On a more positive note, US volumes increased for the first time in 9 quarters. That wasn’t enough to please the investors though, who continue to sell the stock.

Here are the highlights from the earnings report:

Revenue $21.82 billion, 1.1% below analyst estimates.

EPS $1.79 against analyst estimates of $1.99.

Net income $1.41 billion, down from $2.08 billion in the same period last year.

Domestic business continues to suffer

Revenue in the US domestic package business segment went down 1.9%, with revenue per piece falling by 2.6%. Even though daily volumes went up slightly, they were offset by big declines in both air and deferred volume.

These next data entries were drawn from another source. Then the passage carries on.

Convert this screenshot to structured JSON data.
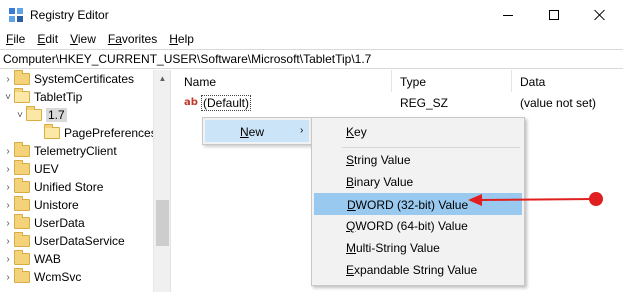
{
  "window": {
    "title": "Registry Editor",
    "controls": {
      "minimize": "minimize",
      "maximize": "maximize",
      "close": "close"
    }
  },
  "menu": [
    {
      "u": "F",
      "rest": "ile"
    },
    {
      "u": "E",
      "rest": "dit"
    },
    {
      "u": "V",
      "rest": "iew"
    },
    {
      "u": "Fa",
      "rest": "vorites",
      "u_index": 0
    },
    {
      "u": "H",
      "rest": "elp"
    }
  ],
  "menu_labels": [
    "File",
    "Edit",
    "View",
    "Favorites",
    "Help"
  ],
  "address": "Computer\\HKEY_CURRENT_USER\\Software\\Microsoft\\TabletTip\\1.7",
  "tree": [
    {
      "label": "SystemCertificates",
      "expander": ">",
      "state": "collapsed"
    },
    {
      "label": "TabletTip",
      "expander": "v",
      "state": "expanded"
    },
    {
      "label": "1.7",
      "expander": "v",
      "state": "expanded",
      "selected": true
    },
    {
      "label": "PagePreferences",
      "expander": "",
      "state": "leaf"
    },
    {
      "label": "TelemetryClient",
      "expander": ">",
      "state": "collapsed"
    },
    {
      "label": "UEV",
      "expander": ">",
      "state": "collapsed"
    },
    {
      "label": "Unified Store",
      "expander": ">",
      "state": "collapsed"
    },
    {
      "label": "Unistore",
      "expander": ">",
      "state": "collapsed"
    },
    {
      "label": "UserData",
      "expander": ">",
      "state": "collapsed"
    },
    {
      "label": "UserDataService",
      "expander": ">",
      "state": "collapsed"
    },
    {
      "label": "WAB",
      "expander": ">",
      "state": "collapsed"
    },
    {
      "label": "WcmSvc",
      "expander": ">",
      "state": "collapsed"
    }
  ],
  "columns": {
    "name": "Name",
    "type": "Type",
    "data": "Data"
  },
  "values": [
    {
      "icon": "ab",
      "name": "(Default)",
      "type": "REG_SZ",
      "data": "(value not set)"
    }
  ],
  "context_menu": {
    "new_label": "New",
    "new_underline": "N",
    "new_rest": "ew",
    "arrow": "›"
  },
  "submenu": [
    {
      "u": "K",
      "rest": "ey",
      "label": "Key"
    },
    {
      "u": "S",
      "rest": "tring Value",
      "label": "String Value"
    },
    {
      "u": "B",
      "rest": "inary Value",
      "label": "Binary Value"
    },
    {
      "u": "D",
      "rest": "WORD (32-bit) Value",
      "label": "DWORD (32-bit) Value",
      "highlighted": true
    },
    {
      "u": "Q",
      "rest": "WORD (64-bit) Value",
      "label": "QWORD (64-bit) Value"
    },
    {
      "u": "M",
      "rest": "ulti-String Value",
      "label": "Multi-String Value"
    },
    {
      "u": "E",
      "rest": "xpandable String Value",
      "label": "Expandable String Value"
    }
  ],
  "colors": {
    "annotation": "#e02020",
    "highlight": "#99c9ef",
    "new_hover": "#cce4f7",
    "folder": "#f3d27a"
  }
}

Poor results and a tough business environment have forced the management to lower guidance for the remainder of the year. The company now expects 2024 revenue to come in at $93 billion instead of the $93.25 billion previously expected.

The company reported an increase in volumes for the first time in 9 quarters. The CEO called it a ‘significant turning point’.

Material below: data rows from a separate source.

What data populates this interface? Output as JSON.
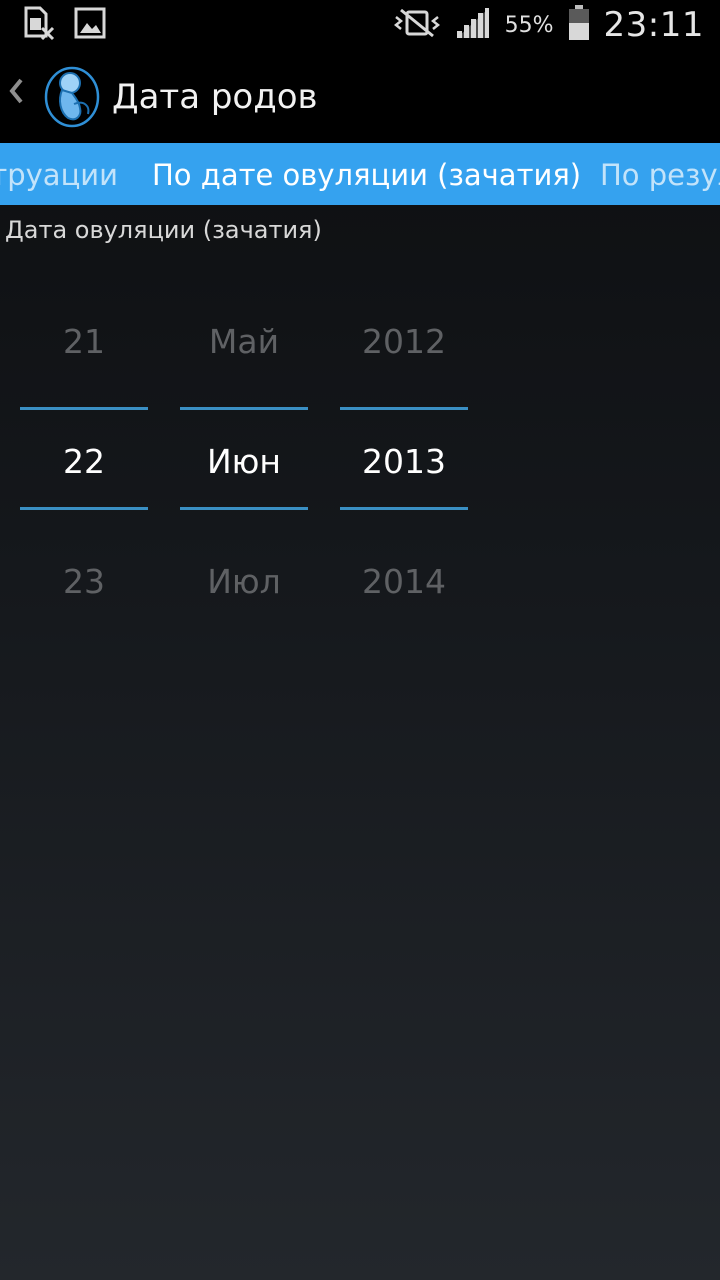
{
  "status_bar": {
    "left_icons": [
      "sim-card-icon",
      "gallery-icon"
    ],
    "right_icons": [
      "mute-vibrate-icon",
      "signal-icon",
      "battery-icon"
    ],
    "battery_percent": "55%",
    "time": "23:11"
  },
  "action_bar": {
    "back_icon": "back-caret-icon",
    "app_icon": "fetus-logo-icon",
    "title": "Дата родов"
  },
  "tabs": {
    "previous": "труации",
    "current": "По дате овуляции (зачатия)",
    "next": "По резул"
  },
  "picker": {
    "label": "Дата овуляции (зачатия)",
    "day": {
      "prev": "21",
      "selected": "22",
      "next": "23"
    },
    "month": {
      "prev": "Май",
      "selected": "Июн",
      "next": "Июл"
    },
    "year": {
      "prev": "2012",
      "selected": "2013",
      "next": "2014"
    }
  },
  "colors": {
    "tab_background": "#35a2ef",
    "divider": "#3a8fc3",
    "unselected_text": "#5f6164"
  }
}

This quarter was a significant turning point for our company as we returned to volume growth in the U.S., the first time in nine quarters.

CEO Carol Tomé

Teamsters deal: a mistake in hindsight

Around this time last year, UPS made a deal with the International Brotherhood of Teamsters Union. The company was able to please the troublemakers with the deal, but the decision of giving lucrative contracts to its workers is now coming back to haunt them.

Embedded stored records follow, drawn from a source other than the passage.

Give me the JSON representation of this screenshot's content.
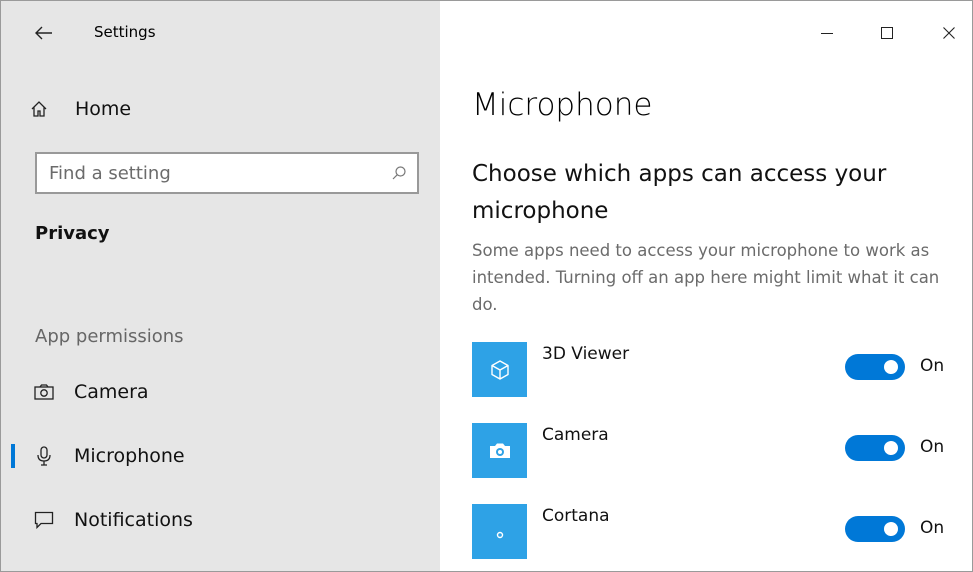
{
  "window": {
    "title": "Settings",
    "controls": {
      "minimize": "—",
      "maximize": "□",
      "close": "✕"
    }
  },
  "sidebar": {
    "home_label": "Home",
    "search_placeholder": "Find a setting",
    "section_title": "Privacy",
    "group_header": "App permissions",
    "items": [
      {
        "label": "Camera",
        "icon": "camera-icon",
        "selected": false
      },
      {
        "label": "Microphone",
        "icon": "microphone-icon",
        "selected": true
      },
      {
        "label": "Notifications",
        "icon": "notifications-icon",
        "selected": false
      }
    ]
  },
  "main": {
    "page_title": "Microphone",
    "subheading": "Choose which apps can access your microphone",
    "description": "Some apps need to access your microphone to work as intended. Turning off an app here might limit what it can do.",
    "apps": [
      {
        "name": "3D Viewer",
        "icon": "cube-icon",
        "state": "On",
        "enabled": true
      },
      {
        "name": "Camera",
        "icon": "camera-app-icon",
        "state": "On",
        "enabled": true
      },
      {
        "name": "Cortana",
        "icon": "cortana-icon",
        "state": "On",
        "enabled": true
      }
    ]
  },
  "colors": {
    "accent": "#0078d7",
    "app_tile": "#2ea2e6",
    "sidebar_bg": "#e6e6e6"
  }
}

If the company has indeed managed to increase volumes, then a lower profit suggests they are overpaying their workers. When the deal with Teamsters was brokered, the company knew they were offering lucrative contracts.

6 months after that deal, the company laid off 12,000 employees. It was clear they couldn’t possibly survive paying so much to drivers. It seems the company thought they would, at some point, lower the headcount to bring down their costs.

But a weaker freight demand has now added to their problems. There is a global freight recession going on, with weak pricing in the shipping sector reflecting a weak demand.

Those who were hoping for a positive earning to see if freight demand had improved got a shock. And the exodus of such investors is clearly reflected in the stock price today.

There is some hope for those who still want to hold the stock. The company recently signed a contract with the United States Postal Service.

They were able to snatch that contract from their rival FedEx, which has increased investors’ hopes for a brighter future.

FedEx had made $1.75 billion with the same deal last year. Now that UPS has that contract, it will boost its revenues and might even open the door for further contracts.